|Review: Iced Earth - Framing Armageddon|
Year released: 2007
Genre: Heavy Metal
Review online: August 29, 2007
Reviewed by: Sargon the Terrible
Rated 3.58/5 (71.67%) (36 Votes)
Here comes the new Iced Earth album. This is part one of a projected two-part album, of which part two should be out next year. I'm generally kind of skeptical of double albums, as I find that most of the time they don't need to be as long as they are. In fact, I can't think of one double album that could not have been cut down to a single disc and been better for it.
Framing Armageddon is the first half of the "Something Wicked" storyline, which is based off the closing 'trilogy' off the Something Wicked This Way Comes album - got all that? This is supposed to be the story of the Eddie-lookalike Iced Earth mascot-dude, but frankly, I don't really care about the storyline, as I can tell from just a casual perusal that it is pretty derivative and dull. So the question is: is this any good at all?
Well, this is an Iced Earth album, so if you have heard one, you have pretty much heard them all. This is a bit better than the usual, as they have almost entirely avoided any of Jon Schaeffer's crappy ballads, and kept the metal front and center. There are some very good songs on here, like "Setian Massacre" and "Execution", and there are no songs that really stick out as lousy. But nineteen tracks is just too long, even considering that about three of them are interludes and not songs at all, there are still like sixteen songs on here, which is too many. Tim Owens has obviously given the band a shot in the arm, and he is a far superior singer to old croaker Matt Barlow, but even Ripper's energy can't keep the album's momentum for this long.

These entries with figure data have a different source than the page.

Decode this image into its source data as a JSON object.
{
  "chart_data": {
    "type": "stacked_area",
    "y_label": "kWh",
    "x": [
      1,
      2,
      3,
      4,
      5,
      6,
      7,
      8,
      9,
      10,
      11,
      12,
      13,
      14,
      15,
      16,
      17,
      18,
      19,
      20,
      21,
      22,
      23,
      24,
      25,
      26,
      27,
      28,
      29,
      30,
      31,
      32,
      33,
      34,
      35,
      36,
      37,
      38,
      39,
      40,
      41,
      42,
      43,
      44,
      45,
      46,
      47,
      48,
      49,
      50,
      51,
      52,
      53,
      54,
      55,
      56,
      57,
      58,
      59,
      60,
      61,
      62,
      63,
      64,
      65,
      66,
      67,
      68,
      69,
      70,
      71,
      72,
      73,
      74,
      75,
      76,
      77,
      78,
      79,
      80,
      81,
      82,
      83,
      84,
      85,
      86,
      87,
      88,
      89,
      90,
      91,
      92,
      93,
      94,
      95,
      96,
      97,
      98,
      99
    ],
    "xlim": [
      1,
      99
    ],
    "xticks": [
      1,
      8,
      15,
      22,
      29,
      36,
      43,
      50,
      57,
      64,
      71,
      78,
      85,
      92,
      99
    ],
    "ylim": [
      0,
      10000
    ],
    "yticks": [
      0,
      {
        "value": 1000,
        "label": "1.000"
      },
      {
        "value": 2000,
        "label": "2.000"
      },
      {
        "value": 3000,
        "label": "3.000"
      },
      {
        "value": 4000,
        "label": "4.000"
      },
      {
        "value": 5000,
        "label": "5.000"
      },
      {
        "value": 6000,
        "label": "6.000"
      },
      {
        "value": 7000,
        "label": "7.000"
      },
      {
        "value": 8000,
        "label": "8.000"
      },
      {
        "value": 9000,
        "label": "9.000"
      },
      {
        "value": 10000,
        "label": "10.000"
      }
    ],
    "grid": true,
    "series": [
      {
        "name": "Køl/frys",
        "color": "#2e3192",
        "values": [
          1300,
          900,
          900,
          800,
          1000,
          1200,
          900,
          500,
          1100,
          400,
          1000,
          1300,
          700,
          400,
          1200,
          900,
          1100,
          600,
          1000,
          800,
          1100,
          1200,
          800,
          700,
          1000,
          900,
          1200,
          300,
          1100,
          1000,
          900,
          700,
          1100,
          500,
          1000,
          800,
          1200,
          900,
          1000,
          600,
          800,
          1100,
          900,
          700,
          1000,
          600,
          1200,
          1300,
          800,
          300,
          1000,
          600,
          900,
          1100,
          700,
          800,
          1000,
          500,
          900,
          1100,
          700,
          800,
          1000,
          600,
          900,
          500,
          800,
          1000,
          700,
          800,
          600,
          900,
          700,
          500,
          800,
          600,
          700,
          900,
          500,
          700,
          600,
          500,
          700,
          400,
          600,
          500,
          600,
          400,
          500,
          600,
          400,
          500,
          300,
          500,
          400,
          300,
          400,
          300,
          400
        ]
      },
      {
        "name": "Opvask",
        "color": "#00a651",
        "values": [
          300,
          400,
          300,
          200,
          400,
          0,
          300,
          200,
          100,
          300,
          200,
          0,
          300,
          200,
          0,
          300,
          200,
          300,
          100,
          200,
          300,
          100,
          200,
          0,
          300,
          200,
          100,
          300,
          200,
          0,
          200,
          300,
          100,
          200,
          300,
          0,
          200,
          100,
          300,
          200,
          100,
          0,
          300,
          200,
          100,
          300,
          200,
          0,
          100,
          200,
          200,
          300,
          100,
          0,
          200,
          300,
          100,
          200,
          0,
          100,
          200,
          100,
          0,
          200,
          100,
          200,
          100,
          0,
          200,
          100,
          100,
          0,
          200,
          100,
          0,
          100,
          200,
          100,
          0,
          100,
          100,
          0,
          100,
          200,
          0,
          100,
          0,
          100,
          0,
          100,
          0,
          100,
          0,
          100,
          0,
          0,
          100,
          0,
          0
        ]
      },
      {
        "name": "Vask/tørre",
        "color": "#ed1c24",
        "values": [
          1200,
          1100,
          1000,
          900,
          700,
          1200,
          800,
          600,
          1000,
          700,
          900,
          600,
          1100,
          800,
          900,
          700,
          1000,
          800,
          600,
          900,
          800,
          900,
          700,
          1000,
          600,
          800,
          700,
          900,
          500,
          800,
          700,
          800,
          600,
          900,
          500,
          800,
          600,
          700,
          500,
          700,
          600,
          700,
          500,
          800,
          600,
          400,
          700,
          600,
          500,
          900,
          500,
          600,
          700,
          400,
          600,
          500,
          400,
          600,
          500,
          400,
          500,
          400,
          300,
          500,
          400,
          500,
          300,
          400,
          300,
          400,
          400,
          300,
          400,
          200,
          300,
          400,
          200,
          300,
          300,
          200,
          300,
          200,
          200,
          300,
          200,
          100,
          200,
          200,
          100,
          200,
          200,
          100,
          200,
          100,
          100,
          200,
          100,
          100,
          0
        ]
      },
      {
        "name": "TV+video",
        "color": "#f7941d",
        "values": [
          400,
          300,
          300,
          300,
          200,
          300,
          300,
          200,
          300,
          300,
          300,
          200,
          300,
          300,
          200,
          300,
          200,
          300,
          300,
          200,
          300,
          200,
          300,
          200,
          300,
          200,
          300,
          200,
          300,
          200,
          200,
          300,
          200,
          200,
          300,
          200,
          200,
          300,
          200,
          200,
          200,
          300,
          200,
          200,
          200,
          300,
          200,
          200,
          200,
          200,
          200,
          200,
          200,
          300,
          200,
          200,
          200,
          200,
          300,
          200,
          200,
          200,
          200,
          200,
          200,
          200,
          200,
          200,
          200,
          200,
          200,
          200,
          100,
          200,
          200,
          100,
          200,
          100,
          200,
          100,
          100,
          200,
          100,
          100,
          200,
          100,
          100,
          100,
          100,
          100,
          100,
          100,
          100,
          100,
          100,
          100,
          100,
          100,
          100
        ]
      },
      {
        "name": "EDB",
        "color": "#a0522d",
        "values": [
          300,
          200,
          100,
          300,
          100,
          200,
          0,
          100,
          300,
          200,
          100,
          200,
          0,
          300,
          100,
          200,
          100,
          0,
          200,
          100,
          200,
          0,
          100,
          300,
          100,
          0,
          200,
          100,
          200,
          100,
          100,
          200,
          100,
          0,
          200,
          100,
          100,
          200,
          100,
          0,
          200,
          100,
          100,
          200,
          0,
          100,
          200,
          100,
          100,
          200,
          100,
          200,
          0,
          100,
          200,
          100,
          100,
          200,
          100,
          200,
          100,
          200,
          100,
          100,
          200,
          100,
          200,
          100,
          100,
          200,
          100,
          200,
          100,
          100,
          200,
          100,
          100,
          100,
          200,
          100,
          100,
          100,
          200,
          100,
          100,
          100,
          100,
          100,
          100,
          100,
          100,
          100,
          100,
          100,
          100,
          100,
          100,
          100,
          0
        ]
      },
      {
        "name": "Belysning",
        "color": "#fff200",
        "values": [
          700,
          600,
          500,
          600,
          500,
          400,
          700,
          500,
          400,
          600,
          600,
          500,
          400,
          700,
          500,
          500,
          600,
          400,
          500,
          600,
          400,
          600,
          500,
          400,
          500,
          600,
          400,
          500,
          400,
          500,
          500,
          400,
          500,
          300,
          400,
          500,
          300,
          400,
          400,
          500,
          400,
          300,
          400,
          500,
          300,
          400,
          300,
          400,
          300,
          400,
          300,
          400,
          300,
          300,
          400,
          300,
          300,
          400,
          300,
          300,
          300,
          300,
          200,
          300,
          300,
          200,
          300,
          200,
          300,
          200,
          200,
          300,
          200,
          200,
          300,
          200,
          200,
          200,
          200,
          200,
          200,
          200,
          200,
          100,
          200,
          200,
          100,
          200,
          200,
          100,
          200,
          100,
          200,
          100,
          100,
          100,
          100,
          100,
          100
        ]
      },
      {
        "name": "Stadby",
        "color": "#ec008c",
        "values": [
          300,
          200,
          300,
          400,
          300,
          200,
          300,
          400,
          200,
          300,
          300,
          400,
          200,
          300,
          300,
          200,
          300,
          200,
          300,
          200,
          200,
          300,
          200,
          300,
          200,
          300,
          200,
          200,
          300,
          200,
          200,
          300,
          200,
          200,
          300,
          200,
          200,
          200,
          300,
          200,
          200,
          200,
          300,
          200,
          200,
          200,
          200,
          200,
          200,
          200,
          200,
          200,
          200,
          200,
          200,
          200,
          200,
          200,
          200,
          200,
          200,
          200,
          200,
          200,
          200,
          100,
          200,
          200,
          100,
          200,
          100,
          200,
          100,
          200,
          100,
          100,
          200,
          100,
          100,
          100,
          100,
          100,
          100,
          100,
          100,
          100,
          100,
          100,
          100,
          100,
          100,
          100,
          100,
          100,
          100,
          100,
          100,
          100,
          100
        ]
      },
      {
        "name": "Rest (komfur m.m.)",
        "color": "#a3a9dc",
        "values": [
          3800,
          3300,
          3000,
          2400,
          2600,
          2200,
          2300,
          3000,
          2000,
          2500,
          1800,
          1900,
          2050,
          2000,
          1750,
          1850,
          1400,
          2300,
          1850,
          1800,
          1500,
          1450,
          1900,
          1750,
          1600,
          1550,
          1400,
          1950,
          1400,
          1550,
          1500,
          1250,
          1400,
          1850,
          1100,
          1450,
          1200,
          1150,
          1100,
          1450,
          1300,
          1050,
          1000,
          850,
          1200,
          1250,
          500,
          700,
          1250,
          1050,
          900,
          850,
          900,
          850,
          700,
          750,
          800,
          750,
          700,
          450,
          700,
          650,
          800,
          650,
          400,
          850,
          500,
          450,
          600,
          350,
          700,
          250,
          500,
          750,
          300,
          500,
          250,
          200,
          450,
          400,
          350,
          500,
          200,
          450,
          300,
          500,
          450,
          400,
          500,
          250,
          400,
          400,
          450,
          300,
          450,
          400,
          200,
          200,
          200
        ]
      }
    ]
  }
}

So again, we have an ambitious Iced Earth album that reaches for greatness but can't really get there. Iced Earth fans will eat this up, and even those who have never cared for them should be impressed, as this is a harder, faster, heavier album than they have ever done. But I can't help wishing Schaeffer could leave his pretensions at the door and just write solid metal albums, rather than trying to create great art. This is a more visceral and intense album than The Glorious Burden, but it's not quite a masterwork.